Summing up, I postulate that healthcare interpreting can evolve from muddling-through towards institutionalised approaches (anchored in a health service and health system) by addressing quality of care, by focussing on the mental health of asylum seekers and by training of both interpreters and users of interpreters and institutional policy based on equity.

Methodological considerations, limitations and strengths

This paper has, as other case studies, strengths and weaknesses. While a single person writing this historical case study is a potential source of bias, a strength is its triangulation with data of a huge variety, including qualitative, quantitative and mixed methods, with different viewpoints on the matter of healthcare interpreting, inside and outside the institution (health professionals, interpreters, patients, researchers), as well as appraising both (a) journal articles and (b) other (reports, book chapters, unpublished material). With convenience sampling theoretically, some documents may have been missed.
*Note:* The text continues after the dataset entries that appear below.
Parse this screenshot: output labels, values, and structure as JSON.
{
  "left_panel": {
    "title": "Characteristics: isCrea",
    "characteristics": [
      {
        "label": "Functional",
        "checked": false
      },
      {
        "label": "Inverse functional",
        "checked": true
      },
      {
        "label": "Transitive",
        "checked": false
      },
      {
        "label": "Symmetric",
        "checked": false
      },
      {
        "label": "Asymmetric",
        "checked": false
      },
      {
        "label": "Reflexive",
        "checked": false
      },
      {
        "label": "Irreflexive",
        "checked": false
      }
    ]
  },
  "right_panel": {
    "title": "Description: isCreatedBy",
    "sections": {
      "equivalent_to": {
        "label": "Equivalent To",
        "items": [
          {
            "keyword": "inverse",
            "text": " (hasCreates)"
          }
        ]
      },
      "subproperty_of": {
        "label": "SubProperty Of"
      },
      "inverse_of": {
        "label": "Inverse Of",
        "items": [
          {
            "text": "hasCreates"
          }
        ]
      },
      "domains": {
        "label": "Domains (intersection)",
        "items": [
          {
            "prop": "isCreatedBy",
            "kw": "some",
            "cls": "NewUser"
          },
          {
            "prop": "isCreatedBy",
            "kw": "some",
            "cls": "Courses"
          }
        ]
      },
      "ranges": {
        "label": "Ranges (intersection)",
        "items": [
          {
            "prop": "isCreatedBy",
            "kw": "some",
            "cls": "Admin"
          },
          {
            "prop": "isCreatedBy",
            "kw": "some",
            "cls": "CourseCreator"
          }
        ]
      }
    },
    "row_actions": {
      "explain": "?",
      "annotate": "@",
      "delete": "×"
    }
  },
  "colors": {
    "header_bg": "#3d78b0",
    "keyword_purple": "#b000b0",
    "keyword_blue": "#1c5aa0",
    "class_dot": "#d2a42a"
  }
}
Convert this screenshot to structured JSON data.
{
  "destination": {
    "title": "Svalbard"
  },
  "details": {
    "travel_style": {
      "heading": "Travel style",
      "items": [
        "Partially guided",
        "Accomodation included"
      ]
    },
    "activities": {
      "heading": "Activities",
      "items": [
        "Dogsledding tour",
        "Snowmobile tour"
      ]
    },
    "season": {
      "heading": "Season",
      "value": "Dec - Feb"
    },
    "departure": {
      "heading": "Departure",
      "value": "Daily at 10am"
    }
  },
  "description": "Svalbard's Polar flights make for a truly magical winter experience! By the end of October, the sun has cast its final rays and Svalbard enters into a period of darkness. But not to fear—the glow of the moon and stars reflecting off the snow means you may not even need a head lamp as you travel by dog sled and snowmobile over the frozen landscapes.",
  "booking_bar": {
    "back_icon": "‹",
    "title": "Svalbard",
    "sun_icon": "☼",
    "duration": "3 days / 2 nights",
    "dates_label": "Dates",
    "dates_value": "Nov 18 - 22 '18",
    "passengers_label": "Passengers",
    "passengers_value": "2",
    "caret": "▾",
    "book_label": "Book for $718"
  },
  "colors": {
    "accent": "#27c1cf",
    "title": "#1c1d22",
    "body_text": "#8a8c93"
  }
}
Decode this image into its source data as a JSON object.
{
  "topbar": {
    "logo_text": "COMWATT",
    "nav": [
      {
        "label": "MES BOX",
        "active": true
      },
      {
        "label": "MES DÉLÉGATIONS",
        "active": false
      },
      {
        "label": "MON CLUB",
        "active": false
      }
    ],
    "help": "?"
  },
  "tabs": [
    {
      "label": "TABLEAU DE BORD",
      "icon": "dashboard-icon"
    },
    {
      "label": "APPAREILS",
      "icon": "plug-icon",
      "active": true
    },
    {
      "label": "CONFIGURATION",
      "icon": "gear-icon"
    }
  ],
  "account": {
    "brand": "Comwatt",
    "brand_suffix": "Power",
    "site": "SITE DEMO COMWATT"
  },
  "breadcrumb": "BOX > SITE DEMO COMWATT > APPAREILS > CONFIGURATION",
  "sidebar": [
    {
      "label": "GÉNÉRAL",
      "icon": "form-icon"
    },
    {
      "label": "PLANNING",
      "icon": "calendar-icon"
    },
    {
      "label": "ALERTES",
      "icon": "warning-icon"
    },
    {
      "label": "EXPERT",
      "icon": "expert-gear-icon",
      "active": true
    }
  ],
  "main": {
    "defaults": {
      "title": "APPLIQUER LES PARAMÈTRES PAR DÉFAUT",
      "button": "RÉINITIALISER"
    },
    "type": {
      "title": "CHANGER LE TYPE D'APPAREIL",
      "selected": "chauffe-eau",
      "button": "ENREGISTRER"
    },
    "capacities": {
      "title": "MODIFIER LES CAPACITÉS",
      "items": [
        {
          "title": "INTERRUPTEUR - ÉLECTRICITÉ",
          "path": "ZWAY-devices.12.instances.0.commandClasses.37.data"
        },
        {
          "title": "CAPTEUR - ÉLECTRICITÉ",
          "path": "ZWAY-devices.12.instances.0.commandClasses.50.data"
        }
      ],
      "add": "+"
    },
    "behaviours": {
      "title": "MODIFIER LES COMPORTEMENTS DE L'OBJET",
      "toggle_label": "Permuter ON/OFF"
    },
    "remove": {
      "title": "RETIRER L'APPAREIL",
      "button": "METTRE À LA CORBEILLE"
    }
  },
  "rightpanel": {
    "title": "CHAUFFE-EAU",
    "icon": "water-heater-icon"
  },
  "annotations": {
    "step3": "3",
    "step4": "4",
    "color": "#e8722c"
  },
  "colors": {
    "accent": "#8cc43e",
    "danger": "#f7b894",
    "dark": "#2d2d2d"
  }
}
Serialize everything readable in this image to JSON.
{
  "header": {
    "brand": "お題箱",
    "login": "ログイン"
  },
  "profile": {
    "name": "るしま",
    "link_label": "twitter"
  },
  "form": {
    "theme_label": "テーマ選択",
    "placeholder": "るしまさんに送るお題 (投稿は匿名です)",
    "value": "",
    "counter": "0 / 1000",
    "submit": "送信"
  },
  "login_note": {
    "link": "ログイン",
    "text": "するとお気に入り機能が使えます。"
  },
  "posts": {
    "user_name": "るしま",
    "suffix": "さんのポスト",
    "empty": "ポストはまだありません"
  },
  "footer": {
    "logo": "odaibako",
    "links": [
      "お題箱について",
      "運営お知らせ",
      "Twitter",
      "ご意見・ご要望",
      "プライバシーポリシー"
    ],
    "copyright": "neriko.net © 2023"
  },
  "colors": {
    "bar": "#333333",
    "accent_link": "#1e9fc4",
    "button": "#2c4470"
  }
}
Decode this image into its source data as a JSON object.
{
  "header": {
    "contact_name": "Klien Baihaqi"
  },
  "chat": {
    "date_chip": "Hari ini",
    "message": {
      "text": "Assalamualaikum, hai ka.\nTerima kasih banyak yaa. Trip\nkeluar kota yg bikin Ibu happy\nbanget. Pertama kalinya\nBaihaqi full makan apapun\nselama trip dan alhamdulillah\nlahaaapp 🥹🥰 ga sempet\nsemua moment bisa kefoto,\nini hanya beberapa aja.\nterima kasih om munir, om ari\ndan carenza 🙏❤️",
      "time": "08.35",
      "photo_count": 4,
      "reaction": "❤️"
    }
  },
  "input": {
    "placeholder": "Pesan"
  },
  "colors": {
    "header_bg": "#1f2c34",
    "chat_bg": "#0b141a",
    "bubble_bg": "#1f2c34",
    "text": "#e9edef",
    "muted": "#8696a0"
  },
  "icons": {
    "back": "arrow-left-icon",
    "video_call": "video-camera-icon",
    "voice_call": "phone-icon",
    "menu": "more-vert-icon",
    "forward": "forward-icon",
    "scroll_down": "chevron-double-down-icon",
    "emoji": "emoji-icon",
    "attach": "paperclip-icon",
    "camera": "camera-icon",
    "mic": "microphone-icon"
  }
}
This risk is small as the collection of material dealing with health care interpreting over 25 years was carried out systematically by the researcher and the team surrounding him.

The rigour of this qualitative case study can be determined using three criteria: credibility (‘refers to the value and believability of the findings’ [183]), this was ensured by triangulation that confirm and complete the data; dependability/confirmability (comparable to reliability in quantitative research, refers to ‘how stable the data are’ and to neutrality and accuracy of the data) was achieved by gathering multiple perspectives from various sources (e.g. physicians, nurses, interpreters, social science researchers), with one limitation; however, very little was done to obtain the patients’ perspectives (exception the quality of care study that asked patients to rate the quality of communication and language assistance, [77]; the third criteria is transferability: Houghton et al. recommend thick description as the strategy; ‘To determine transferability, the original context of the research must be adequately described so that judgements can be made. (…). The responsibility of the researcher lies in providing detailed descriptions for the reader to make informed decisions about the transferability of the findings to their specific contexts. (…). Ultimately, the reader can decide whether or not the findings are transferable to another context’ ([183]:16).

Conclusion

The ‘diversity turn’ challenges today’s health services that strive to cater for allophone populations. Traditional policies arguing that refugees just have to learn local languages have failed to provide equitable access to healthcare. At the same time, interpreter services appear to decrease inequalities.